O segundo é do Quarenta dias (Alfaguara), de Maria Valéria Rezende:

Vai, piá, vai ver se a Baiana está aí, que ela é de lá de Fortaleza, é lá de Minas. Naquela hora não percebi, mas tinha acabado de descobrir outra coisa preciosa pra os meus dias de desgarramento que eu ainda nem sabia que já haviam começado. Estava momentaneamente esquecida de Norinha, do tabuleiro de xadrez, meio zonza com tudo o que ouvia e me prendia àquele instante e lugar.

A condição humana que Elvira propõe fica ainda mais evidente na dimensão espaço-tempo das obras literárias atuais. Para ela, não há um protagonismo, um “dono”, seja do espaço, da ação, ou que tenha a ilusão de controlar o tempo. “Na literatura que aqui cito, vários tipos de discurso (objetos achados e cita- ções, no caso da Valéria; letras de música e citações, no meu caso), juntos, apontam uma unidade que não o é, por ser justamente quase aleatória, inacabada e inacabável. Nada aponta para uma conclusão reconfortante, não há imposição de um sentido único”.

Os olhares de Auerbach, Elvira e Ricardo partem de um ponto comum: eles mesmos. Ainda que busquem os elementos em si que estão mais próximos da coletividade, a raiz de seus argumentos são os olhares que, baseados em suas experiências, lançam ao mundo. Se um livro nos toca — via intelecto ou sentimento —, é a partir deste afeto que o olharemos, mesmo que procuremos os meios mais assépticos e “neutros” para ler uma obra.

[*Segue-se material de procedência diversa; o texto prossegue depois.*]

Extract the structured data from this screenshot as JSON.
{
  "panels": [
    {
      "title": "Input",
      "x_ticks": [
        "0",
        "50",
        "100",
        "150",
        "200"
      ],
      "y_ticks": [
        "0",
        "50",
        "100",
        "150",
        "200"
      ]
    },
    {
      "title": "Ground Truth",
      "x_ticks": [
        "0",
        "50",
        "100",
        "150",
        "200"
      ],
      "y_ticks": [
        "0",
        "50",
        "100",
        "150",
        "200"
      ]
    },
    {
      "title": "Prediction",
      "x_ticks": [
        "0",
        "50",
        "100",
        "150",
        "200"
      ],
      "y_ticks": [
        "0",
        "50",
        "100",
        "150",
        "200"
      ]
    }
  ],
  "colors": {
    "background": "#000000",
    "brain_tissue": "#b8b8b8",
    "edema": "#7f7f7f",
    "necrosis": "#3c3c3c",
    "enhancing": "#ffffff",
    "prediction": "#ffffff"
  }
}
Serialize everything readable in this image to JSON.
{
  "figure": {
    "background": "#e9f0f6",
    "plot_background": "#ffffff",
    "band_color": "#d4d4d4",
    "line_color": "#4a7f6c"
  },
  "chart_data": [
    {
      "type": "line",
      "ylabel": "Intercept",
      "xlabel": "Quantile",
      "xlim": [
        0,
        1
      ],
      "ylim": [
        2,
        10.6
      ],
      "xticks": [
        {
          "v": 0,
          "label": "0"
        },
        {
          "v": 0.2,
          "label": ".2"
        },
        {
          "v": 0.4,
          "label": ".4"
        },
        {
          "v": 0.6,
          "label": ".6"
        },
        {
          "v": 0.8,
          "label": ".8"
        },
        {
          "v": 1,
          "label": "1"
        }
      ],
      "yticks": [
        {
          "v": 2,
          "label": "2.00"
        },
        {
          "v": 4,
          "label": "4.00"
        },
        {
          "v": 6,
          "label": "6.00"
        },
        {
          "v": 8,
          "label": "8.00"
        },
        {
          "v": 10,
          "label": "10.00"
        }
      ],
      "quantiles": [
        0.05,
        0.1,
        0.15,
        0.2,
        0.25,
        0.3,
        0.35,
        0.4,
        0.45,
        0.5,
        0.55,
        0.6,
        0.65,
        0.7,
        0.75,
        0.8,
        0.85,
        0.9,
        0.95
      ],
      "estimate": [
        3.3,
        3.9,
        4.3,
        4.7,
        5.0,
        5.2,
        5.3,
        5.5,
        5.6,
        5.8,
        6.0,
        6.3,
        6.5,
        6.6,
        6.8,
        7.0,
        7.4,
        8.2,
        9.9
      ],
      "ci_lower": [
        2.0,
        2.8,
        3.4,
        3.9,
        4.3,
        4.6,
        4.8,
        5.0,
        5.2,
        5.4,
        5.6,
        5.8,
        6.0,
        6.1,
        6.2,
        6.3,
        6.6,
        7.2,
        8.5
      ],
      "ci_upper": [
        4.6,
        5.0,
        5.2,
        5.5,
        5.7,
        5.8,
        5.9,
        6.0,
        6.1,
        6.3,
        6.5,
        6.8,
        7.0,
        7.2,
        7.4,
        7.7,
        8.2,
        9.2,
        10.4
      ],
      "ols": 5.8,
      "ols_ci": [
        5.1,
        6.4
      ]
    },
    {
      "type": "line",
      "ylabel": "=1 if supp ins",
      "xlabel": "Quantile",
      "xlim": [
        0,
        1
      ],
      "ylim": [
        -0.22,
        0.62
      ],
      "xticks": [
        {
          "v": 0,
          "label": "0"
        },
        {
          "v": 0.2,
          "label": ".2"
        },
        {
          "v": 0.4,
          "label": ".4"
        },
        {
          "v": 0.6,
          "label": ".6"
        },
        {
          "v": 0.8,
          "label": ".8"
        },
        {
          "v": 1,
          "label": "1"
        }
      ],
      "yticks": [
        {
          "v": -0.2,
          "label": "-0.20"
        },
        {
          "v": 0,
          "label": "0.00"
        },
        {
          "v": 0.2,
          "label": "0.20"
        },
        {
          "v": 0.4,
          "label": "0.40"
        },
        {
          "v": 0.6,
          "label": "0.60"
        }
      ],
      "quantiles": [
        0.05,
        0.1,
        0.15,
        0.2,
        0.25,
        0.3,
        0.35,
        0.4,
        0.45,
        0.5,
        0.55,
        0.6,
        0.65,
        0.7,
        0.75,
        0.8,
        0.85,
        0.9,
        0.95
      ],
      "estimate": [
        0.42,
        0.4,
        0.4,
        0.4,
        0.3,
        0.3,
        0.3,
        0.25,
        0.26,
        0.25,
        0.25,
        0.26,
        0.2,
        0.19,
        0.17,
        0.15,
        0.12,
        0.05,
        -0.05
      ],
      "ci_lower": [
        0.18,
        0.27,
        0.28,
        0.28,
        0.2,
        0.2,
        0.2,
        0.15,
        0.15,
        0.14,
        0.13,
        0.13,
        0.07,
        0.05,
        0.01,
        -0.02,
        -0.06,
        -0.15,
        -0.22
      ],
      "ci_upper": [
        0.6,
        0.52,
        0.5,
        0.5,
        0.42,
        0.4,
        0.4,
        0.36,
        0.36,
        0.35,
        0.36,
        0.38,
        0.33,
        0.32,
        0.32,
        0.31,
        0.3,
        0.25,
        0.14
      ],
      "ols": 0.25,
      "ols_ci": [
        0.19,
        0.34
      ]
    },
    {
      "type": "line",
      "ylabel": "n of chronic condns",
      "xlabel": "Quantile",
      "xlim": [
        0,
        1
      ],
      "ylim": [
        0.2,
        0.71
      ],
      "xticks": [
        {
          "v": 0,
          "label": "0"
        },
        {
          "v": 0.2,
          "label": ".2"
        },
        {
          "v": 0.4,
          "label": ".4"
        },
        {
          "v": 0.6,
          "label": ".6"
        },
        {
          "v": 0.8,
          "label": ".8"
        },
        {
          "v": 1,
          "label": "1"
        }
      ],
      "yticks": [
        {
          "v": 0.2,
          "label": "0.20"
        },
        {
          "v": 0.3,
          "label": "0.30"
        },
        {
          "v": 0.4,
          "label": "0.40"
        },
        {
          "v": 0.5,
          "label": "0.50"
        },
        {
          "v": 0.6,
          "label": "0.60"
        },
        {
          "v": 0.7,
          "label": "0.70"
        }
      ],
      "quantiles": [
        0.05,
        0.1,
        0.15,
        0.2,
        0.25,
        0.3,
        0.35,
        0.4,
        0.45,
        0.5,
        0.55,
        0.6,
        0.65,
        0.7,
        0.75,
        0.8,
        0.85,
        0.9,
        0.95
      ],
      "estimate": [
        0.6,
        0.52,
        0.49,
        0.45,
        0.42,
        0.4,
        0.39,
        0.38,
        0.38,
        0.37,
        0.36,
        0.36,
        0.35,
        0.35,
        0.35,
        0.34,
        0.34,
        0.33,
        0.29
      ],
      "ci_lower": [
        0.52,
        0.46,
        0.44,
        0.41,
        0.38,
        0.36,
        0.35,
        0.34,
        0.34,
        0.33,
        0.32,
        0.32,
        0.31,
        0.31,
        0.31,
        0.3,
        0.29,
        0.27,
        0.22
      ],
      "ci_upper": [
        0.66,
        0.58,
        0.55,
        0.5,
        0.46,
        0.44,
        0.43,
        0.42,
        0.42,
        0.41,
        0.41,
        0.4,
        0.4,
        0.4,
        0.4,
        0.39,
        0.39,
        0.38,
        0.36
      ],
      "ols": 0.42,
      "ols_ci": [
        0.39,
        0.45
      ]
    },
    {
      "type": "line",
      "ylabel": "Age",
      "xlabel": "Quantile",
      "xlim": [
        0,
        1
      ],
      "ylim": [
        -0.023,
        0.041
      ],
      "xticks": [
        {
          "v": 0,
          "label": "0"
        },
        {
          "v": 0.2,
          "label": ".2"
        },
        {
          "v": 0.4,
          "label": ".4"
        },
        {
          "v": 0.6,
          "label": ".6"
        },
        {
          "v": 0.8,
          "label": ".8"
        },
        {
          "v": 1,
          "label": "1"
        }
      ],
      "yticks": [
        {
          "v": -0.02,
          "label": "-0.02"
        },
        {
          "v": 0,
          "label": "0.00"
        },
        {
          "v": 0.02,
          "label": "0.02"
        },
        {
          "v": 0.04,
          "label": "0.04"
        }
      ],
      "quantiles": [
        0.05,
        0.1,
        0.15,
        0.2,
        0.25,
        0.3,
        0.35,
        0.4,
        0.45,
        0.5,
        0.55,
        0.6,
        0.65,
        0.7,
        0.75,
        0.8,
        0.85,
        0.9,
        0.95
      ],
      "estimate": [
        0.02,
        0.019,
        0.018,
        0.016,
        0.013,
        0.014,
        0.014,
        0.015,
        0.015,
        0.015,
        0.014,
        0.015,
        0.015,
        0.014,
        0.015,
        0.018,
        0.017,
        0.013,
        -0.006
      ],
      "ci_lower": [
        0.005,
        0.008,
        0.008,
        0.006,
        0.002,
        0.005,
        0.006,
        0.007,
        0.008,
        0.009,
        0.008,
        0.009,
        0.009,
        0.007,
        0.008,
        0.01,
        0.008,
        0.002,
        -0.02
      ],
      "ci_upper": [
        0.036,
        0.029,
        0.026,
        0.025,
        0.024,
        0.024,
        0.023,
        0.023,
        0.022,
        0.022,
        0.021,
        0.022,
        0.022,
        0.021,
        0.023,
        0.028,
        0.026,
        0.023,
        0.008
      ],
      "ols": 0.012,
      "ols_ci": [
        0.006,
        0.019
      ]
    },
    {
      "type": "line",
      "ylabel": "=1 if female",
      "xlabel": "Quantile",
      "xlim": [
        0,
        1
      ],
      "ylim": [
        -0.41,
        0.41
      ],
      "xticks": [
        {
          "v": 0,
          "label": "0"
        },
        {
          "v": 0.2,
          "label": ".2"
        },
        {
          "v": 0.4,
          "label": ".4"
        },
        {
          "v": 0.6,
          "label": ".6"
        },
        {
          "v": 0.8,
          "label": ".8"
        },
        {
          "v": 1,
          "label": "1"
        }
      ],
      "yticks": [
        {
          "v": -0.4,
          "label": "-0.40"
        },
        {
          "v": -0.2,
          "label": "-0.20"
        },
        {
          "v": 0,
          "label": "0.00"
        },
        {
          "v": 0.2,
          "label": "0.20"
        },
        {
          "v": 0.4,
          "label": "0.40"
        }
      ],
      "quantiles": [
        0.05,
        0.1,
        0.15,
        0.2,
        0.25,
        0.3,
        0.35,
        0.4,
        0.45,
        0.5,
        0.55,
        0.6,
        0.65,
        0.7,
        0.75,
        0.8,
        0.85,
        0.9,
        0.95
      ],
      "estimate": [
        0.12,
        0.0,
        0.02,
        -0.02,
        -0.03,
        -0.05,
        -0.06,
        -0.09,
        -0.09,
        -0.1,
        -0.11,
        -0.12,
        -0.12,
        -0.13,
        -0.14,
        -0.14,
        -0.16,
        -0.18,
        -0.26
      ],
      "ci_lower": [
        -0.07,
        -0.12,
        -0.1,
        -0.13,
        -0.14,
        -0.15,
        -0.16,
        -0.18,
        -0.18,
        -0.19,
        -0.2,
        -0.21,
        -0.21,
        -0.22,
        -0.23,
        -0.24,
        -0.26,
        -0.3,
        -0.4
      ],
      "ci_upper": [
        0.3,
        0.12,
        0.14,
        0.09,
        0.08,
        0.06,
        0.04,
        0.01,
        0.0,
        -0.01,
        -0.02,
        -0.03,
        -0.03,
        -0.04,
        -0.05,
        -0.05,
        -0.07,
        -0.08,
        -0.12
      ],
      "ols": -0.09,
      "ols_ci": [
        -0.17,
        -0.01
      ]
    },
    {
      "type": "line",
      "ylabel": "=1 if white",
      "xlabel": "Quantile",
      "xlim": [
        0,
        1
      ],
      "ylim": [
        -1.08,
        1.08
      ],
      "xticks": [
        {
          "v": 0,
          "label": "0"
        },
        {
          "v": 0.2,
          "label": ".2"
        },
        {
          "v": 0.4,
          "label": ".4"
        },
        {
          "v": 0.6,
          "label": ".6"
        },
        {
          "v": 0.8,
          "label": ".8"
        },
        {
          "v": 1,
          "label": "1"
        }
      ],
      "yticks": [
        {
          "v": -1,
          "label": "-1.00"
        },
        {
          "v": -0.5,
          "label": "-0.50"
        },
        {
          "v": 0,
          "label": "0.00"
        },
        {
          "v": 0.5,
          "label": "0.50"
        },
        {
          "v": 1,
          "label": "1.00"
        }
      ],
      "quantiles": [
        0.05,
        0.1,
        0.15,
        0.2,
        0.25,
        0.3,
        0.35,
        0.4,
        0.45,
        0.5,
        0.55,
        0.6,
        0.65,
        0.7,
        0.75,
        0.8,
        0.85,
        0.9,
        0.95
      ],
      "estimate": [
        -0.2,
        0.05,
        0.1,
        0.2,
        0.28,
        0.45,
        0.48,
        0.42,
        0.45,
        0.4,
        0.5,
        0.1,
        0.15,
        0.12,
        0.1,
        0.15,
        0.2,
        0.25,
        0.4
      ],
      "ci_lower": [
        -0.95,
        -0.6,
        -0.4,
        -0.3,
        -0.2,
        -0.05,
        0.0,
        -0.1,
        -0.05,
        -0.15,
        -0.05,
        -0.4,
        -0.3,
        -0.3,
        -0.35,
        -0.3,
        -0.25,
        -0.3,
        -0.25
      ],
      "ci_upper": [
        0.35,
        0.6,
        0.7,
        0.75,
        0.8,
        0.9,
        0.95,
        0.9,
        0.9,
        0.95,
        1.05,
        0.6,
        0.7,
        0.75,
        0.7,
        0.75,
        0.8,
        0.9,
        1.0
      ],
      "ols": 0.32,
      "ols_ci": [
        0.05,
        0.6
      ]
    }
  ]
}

Um autor escreve algo de si para muitos. Nestes muitos, o que vai reverberar é o que está sendo dito com clareza pelas palavras, mas também algo incerto e sempre fora do controle de quem escreve. Esta dinâmica é o que permite a nós, leitores, uma busca pelo humano também nas estantes e prateleiras.

PÓS-ESCRITO

Ao contrário de Elvira Vigna, Ricardo Lísias e deste repórter, Leopoldo Waizbort não quis arriscar uma obra ou excerto de livro que trouxesse à tona a condição humana atual. “Não saberia dizer”, diz, para em seguida arriscar alguns nomes. “Pense, por exemplo, em um romance de Coetzee ou de Seebald. Pode-se perceber com facilidade que há, ali, uma concepção da condição humana, profundamente entranhada na história, e que ganha forma literária própria”, encerra.